Sometimes, in the busyness of everyday life, being a wife, mother, friend, volunteer, etc. I forget to take notice of how very blessed I am. Often, it takes the world grinding to a halt to make me really see how blessed I am again.
This Monday I had surgery. I have actually been putting off this procedure for about 5 years now and it really needed to finally happen. The life diplomatic doesn’t always allow for things to happen when they should. It is sometimes a struggle to stay in one place long enough or have the support system of friends and family in place to make certain things happen. This surgery was one of those things.
I won’t go into the gory details, but it is safe to say that I’ve been “out of it” most of the week. Lying on my couch this week recovering, (when I’m not sleeping or trying to get a short walk in) I have had time to think about how this procedure has brought things back into perspective for me. I am so very blessed.
I have a husband who cherishes me. He watched episodes of “Glee” with me on my phone while we waited for it to be my turn to go into surgery. He sat in the uncomfortable hospital chair without complaint because my IV was in the way and he couldn’t snuggle with me on the bed. He kept me laughing so that I wouldn’t feel so nervous. (Gross factor coming up) I woke up vomiting from the anesthesia and he was more than willing to clean me up and take care of me. He drove to 2 different pharmacies trying to find the pain meds I was prescribed and when neither of them had it in stock he had them call another pharmacy closer to our house to make sure we could get it first thing the next morning. Hours later, he supported my still anesthesia “drunk” and vomiting self from the car into our house without getting frustrated because I had to stop every few feet. And he helped me laugh at the ridiculousness of it all afterwards. He has been making sure that I am getting out for short walks but also making sure that I am not doing anything I shouldn’t. He has been so patient with the lack of routine right now.
I have a mom who loves me and my family. She would move Heaven and Earth if we asked. She took the time and expense to travel to DC and stay nearby for 10 days so that she could help with the kids, the house, and anything related to my recovery that I needed. She has done the school run, grocery shopping, cooking, and laundry. She has helped me in and out of my clothes, tied my shoes and lifted me off of the couch with patience and gentleness. She has probably been bored sitting in my living room while I sleep for hours at a time, but hasn’t once mentioned anything of the sort. She has been respectful of my family’s space and time. She exudes a quiet grace that I can only hope to emulate.
I have 2 amazing kids. My daughter has stepped up to take on responsibilities that she would normally complain about. She has been prompt in her regular chores. She has dialed back her usual tween-age sass about 1000%. She has been quite sweet and given me more hugs than I can count. She has been more thoughtful than usual. All of this on top of some really long school days the past 2 weeks as her school production of “Beauty & the Beast” has been rehearsed and performed. My son, who usually moves at nothing less than 100 mph, has slowed down significantly. He has been mindful that I am sore and that he needs to be gentle. He has been snuggly on the couch He has been gracious to me when I can’t lay down on his bed for snuggles and prayers at night and hasn’t complained because I can only sit on the edge of the bed and kiss his hand instead of his cheek. He thrives on routine but has noticeably made an effort to keep it together despite the chaos.

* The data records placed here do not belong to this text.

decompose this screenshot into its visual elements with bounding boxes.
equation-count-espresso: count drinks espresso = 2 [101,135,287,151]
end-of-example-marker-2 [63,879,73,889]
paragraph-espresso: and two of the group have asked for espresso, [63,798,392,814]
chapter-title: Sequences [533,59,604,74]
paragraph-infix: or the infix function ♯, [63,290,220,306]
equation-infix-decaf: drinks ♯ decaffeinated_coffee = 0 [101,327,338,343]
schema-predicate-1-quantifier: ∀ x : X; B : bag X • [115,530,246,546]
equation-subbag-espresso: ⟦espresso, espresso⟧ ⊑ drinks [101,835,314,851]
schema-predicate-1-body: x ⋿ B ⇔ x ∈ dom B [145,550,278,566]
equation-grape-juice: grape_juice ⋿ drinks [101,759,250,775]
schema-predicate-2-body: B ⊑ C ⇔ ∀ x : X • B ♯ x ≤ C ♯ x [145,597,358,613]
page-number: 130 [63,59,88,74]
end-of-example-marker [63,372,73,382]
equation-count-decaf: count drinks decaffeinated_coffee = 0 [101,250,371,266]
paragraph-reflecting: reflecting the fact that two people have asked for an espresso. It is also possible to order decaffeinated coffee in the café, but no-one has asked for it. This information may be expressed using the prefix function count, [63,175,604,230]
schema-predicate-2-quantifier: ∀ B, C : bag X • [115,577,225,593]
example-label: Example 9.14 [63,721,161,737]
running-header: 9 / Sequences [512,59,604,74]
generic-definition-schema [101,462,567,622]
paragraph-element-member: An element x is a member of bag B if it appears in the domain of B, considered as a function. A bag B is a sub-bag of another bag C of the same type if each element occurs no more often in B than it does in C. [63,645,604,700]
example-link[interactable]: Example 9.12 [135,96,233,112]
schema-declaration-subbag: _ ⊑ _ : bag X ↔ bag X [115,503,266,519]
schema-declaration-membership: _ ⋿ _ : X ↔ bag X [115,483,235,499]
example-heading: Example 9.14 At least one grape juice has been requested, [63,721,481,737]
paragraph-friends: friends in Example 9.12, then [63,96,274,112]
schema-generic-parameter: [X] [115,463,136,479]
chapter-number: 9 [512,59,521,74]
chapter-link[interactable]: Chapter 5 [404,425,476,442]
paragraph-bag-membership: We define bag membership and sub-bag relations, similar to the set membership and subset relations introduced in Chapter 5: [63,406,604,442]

I have sweet friends that have checked on me daily. They started checking on me before I even had the surgery to see how I was feeling, or if they could help with the kids or meals. They have sent prayers and well wishes for steady hands in the surgeon, speedy recovery, patience and grace for all of us through the process They have known what I needed to hear, when I needed to hear it. They have sent me little gifts to make me smile and stave off boredom as I am stuck inside recovering. They have been more thoughtful than I could have imagined.
Seeing all of these blessings at once has made me realize that I need to do better seeing them on a daily basis. I hate that it takes something really significant to bring my blessings to the forefront. It is my hope that this little musing of mine reminds you to pay attention to your blessings too.